|Died||21 July 1456|
|Cause of death||Self-sacrifice|
|Other names||Titus Dugović|
Titusz Dugovics or Titus Dugović (Hungarian : Dugovics Titusz; died in 21 July 1456) was the alleged identity of an unknown Hungarian soldier who was stationed during the Siege of Belgrade by the Ottoman Empire's forces in Belgrade. However, the historical truth of his identity is in some doubt, because all known records that describe him are of highly questionable veracity.
Nándorfehérvár (Belgrade) was at this time under the command of John Hunyadi. From 4 to 22 July 1456, Nándorfehérvár was besieged by the Sultan Mehmed II. After ongoing, fierce battles, Ottoman troops attacked the city walls on 21 July, and a Janissary succeeded, according to legend, to climb a turret and momentarily hoist the Ottoman banner. It was immediately overthrown by soldiers in the same moment that Dugovics grabbed the bearer. As a result, both Dugovics and the standard-bearer plunged from the walls to their deaths.
This heroic act was significant in the repulse of the Ottomans and honours the memory of the defenders of Nándorfehérvár.
In his study,historian Tibor Szőcs claims Titusz Dugovics did not exist.
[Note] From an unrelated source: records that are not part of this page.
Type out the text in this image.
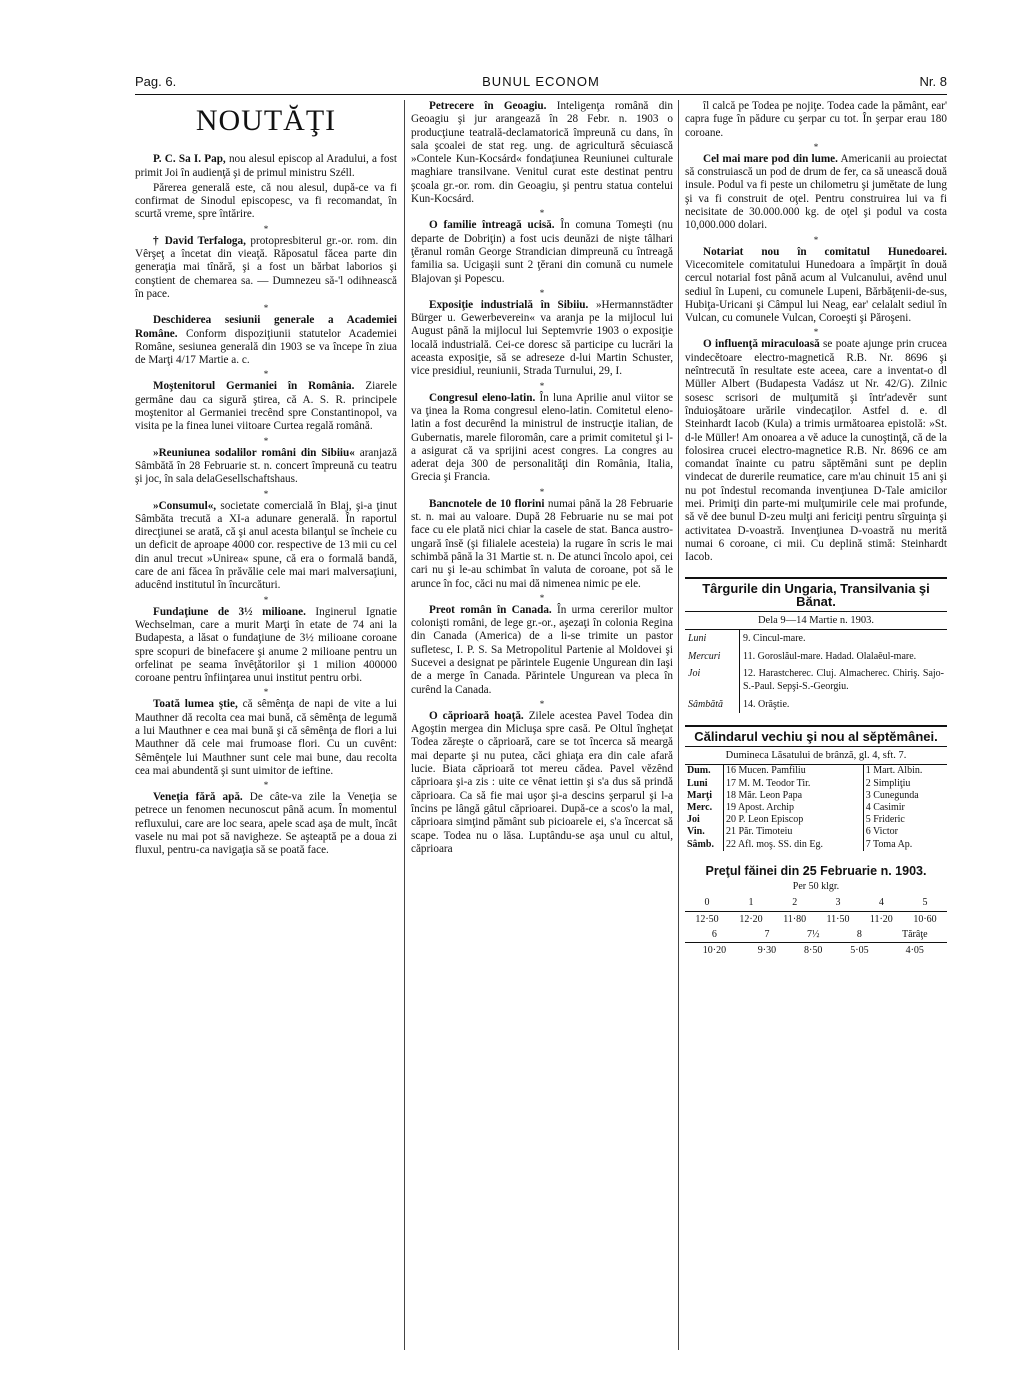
Pag. 6.	BUNUL ECONOM	Nr. 8
NOUTĂŢI

P. C. Sa I. Pap, nou alesul episcop al Aradului, a fost primit Joi în audienţă şi de primul ministru Széll.

Părerea generală este, că nou alesul, după-ce va fi confirmat de Sinodul episcopesc, va fi recomandat, în scurtă vreme, spre întărire.

*

† David Terfaloga, protopresbiterul gr.-or. rom. din Vêrşeţ a încetat din vieaţă. Răposatul făcea parte din generaţia mai tînără, şi a fost un bărbat laborios şi conştient de chemarea sa. — Dumnezeu să-'l odihnească în pace.

*

Deschiderea sesiunii generale a Academiei Române. Conform dispoziţiunii statutelor Academiei Române, sesiunea generală din 1903 se va începe în ziua de Marţi 4/17 Martie a. c.

*

Moştenitorul Germaniei în România. Ziarele germâne dau ca sigură ştirea, că A. S. R. principele moştenitor al Germaniei trecênd spre Constantinopol, va visita pe la finea lunei viitoare Curtea regală română.

*

»Reuniunea sodalilor români din Sibiiu« aranjază Sâmbătă în 28 Februarie st. n. concert împreună cu teatru şi joc, în sala delaGesellschaftshaus.

*

»Consumul«, societate comercială în Blaj, şi-a ţinut Sâmbăta trecută a XI-a adunare generală. În raportul direcţiunei se arată, că şi anul acesta bilanţul se încheie cu un deficit de aproape 4000 cor. respective de 13 mii cu cel din anul trecut »Unirea« spune, că era o formală bandă, care de ani făcea în prăvălie cele mai mari malversaţiuni, aducênd institutul în încurcături.

*

Fundaţiune de 3½ milioane. Inginerul Ignatie Wechselman, care a murit Marţi în etate de 74 ani la Budapesta, a lăsat o fundaţiune de 3½ milioane coroane spre scopuri de binefacere şi anume 2 milioane pentru un orfelinat pe seama învêţătorilor şi 1 milion 400000 coroane pentru înfiinţarea unui institut pentru orbi.

*

Toată lumea ştie, că sêmênţa de napi de vite a lui Mauthner dă recolta cea mai bună, că sêmênţa de legumă a lui Mauthner e cea mai bună şi că sêmênţa de flori a lui Mauthner dă cele mai frumoase flori. Cu un cuvênt: Sêmênţele lui Mauthner sunt cele mai bune, dau recolta cea mai abundentă şi sunt uimitor de ieftine.

*

Veneţia fără apă. De câte-va zile la Veneţia se petrece un fenomen necunoscut până acum. În momentul refluxului, care are loc seara, apele scad aşa de mult, încât vasele nu mai pot să navigheze. Se aşteaptă pe a doua zi fluxul, pentru-ca navigaţia să se poată face.

Petrecere în Geoagiu. Inteligenţa română din Geoagiu şi jur arangează în 28 Febr. n. 1903 o producţiune teatrală-declamatorică împreună cu dans, în sala şcoalei de stat reg. ung. de agricultură sêcuiască »Contele Kun-Kocsárd« fondaţiunea Reuniunei culturale maghiare transilvane. Venitul curat este destinat pentru şcoala gr.-or. rom. din Geoagiu, şi pentru statua contelui Kun-Kocsárd.

*

O familie întreagă ucisă. În comuna Tomeşti (nu departe de Dobriţin) a fost ucis deunăzi de nişte tâlhari ţĕranul român George Strandician dimpreună cu întreagă familia sa. Ucigaşii sunt 2 ţĕrani din comună cu numele Blajovan şi Popescu.

*

Exposiţie industrială în Sibiiu. »Hermannstädter Bürger u. Gewerbeverein« va aranja pe la mijlocul lui August până la mijlocul lui Septemvrie 1903 o exposiţie locală industrială. Cei-ce doresc să participe cu lucrări la aceasta exposiţie, să se adreseze d-lui Martin Schuster, vice presidiul, reuniunii, Strada Turnului, 29, I.

*

Congresul eleno-latin. În luna Aprilie anul viitor se va ţinea la Roma congresul eleno-latin. Comitetul eleno-latin a fost decurênd la ministrul de instrucţie italian, de Gubernatis, marele filoromân, care a primit comitetul şi l-a asigurat că va sprijini acest congres. La congres au aderat deja 300 de personalităţi din România, Italia, Grecia şi Francia.

*

Bancnotele de 10 florini numai până la 28 Februarie st. n. mai au valoare. După 28 Februarie nu se mai pot face cu ele plată nici chiar la casele de stat. Banca austro-ungară însĕ (şi filialele acesteia) la rugare în scris le mai schimbă până la 31 Martie st. n. De atunci încolo apoi, cei cari nu şi le-au schimbat în valuta de coroane, pot să le arunce în foc, căci nu mai dă nimenea nimic pe ele.

*

Preot român în Canada. În urma cererilor multor colonişti români, de lege gr.-or., aşezaţi în colonia Regina din Canada (America) de a li-se trimite un pastor sufletesc, I. P. S. Sa Metropolitul Partenie al Moldovei şi Sucevei a designat pe părintele Eugenie Ungurean din Iaşi de a merge în Canada. Părintele Ungurean va pleca în curênd la Canada.

*

O căprioară hoaţă. Zilele acestea Pavel Todea din Agoştin mergea din Micluşa spre casă. Pe Oltul îngheţat Todea zăreşte o căprioară, care se tot încerca să meargă mai departe şi nu putea, căci ghiaţa era din cale afară lucie. Biata căprioară tot mereu cădea. Pavel vĕzênd căprioara şi-a zis : uite ce vênat iettin şi s'a dus să prindă căprioara. Ca să fie mai uşor şi-a descins şerparul şi l-a încins pe lângă gâtul căprioarei. După-ce a scos'o la mal, căprioara simţind pământ sub picioarele ei, s'a încercat să scape. Todea nu o lăsa. Luptându-se aşa unul cu altul, căprioara

îl calcă pe Todea pe nojiţe. Todea cade la pământ, ear' capra fuge în pădure cu şerpar cu tot. În şerpar erau 180 coroane.

*

Cel mai mare pod din lume. Americanii au proiectat să construiască un pod de drum de fer, ca să unească două insule. Podul va fi peste un chilometru şi jumĕtate de lung şi va fi construit de oţel. Pentru construirea lui va fi necisitate de 30.000.000 kg. de oţel şi podul va costa 10,000.000 dolari.

*

Notariat nou în comitatul Hunedoarei. Vicecomitele comitatului Hunedoara a împărţit în două cercul notarial fost până acum al Vulcanului, avênd unul sediul în Lupeni, cu comunele Lupeni, Bărbăţenii-de-sus, Hubiţa-Uricani şi Câmpul lui Neag, ear' celalalt sediul în Vulcan, cu comunele Vulcan, Coroeşti şi Păroşeni.

*

O influenţă miraculoasă se poate ajunge prin crucea vindecĕtoare electro-magnetică R.B. Nr. 8696 şi neîntrecută în resultate este aceea, care a inventat-o dl Müller Albert (Budapesta Vadász ut Nr. 42/G). Zilnic sosesc scrisori de mulţumită şi într'adevĕr sunt înduioşătoare urările vindecaţilor. Astfel d. e. dl Steinhardt Iacob (Kula) a trimis următoarea epistolă: »St. d-le Müller! Am onoarea a vĕ aduce la cunoştinţă, că de la folosirea crucei electro-magnetice R.B. Nr. 8696 ce am comandat înainte cu patru săptĕmâni sunt pe deplin vindecat de durerile reumatice, care m'au chinuit 15 ani şi nu pot îndestul recomanda invenţiunea D-Tale amicilor mei. Primiţi din parte-mi mulţumirile cele mai profunde, să vĕ dee bunul D-zeu mulţi ani fericiţi pentru sîrguinţa şi activitatea D-voastră. Invenţiunea D-voastră nu merită numai 6 coroane, ci mii. Cu deplină stimă: Steinhardt Iacob.

Târgurile din Ungaria, Transilvania şi Bănat.
Dela 9—14 Martie n. 1903.
Luni	9. Cincul-mare.
Mercuri	11. Goroslăul-mare. Hadad. Olalaĕul-mare.
Joi	12. Harastcherec. Cluj. Almacherec. Chiriş. Sajo-S.-Paul. Sepşi-S.-Georgiu.
Sâmbătă	14. Orăştie.
Călindarul vechiu şi nou al sĕptĕmânei.
Dumineca Lăsatului de brânză, gl. 4, sft. 7.
Dum.	16 Mucen. Pamfiliu	1 Mart. Albin.
Luni	17 M. M. Teodor Tir.	2 Simpliţiu
Marţi	18 Măr. Leon Papa	3 Cunegunda
Merc.	19 Apost. Archip	4 Casimir
Joi	20 P. Leon Episcop	5 Frideric
Vin.	21 Păr. Timoteiu	6 Victor
Sâmb.	22 Afl. moş. SS. din Eg.	7 Toma Ap.
Preţul făinei din 25 Februarie n. 1903.
Per 50 klgr.
0	1	2	3	4	5
12·50	12·20	11·80	11·50	11·20	10·60
6	7	7½	8	Tărâţe
10·20	9·30	8·50	5·05	4·05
A familiar figure in Hungarian history, Dugovics is the embodiment of anti-Ottoman resistance and self-sacrifice. This heroic deed by him has served as the subject of numerous works of literature and art since the middle of the 19th century, and several streets in Hungary have been named after him.
Nevertheless, an analysis of the available sources proves that the story cannot be considered as historically accurate. The heroic act was first documented in Antonio Bonfini's chronicle written at the end of the 15th century, where an anonymous Hungarian fighter is mentioned. The same story is told by both Bonfini and the Serbian Konstantin Mihailović, in relation to the Siege of Jajce in 1464, featuring an unnamed soldier as well. Early modern-era Czech historical literature by Jan Dubravius also refers to the hero of Belgrade/Nándorfehérvár as being unknown, but defining his nationality as Czech.
From the end of the 18th century, with the forming of Hungarian national consciousness, the valiant soldier had been regarded as a national hero and role model. Imre Dugovics, a member of the Western Hungarian noble family of Croatian origin, took advantage of that.In 1821, by means of three false documents, he attempted to verify that the anonymous fighter had been an ancestor of his family, called Titusz Dugovics. The name was made known to the public by Gábor Döbrentei, a recognised scholar of the period, who had been deceived by the false documents, and published them in study. Thus, Titusz Dugovics and his story soon became (and have ever since remained) a part of Hungarian historical consciousness, although his name should not be considered more than early-19th-century fiction. The only element of the story that may be accepted as authentic is that of the unknown soldier described by Bonfini and Konstantin.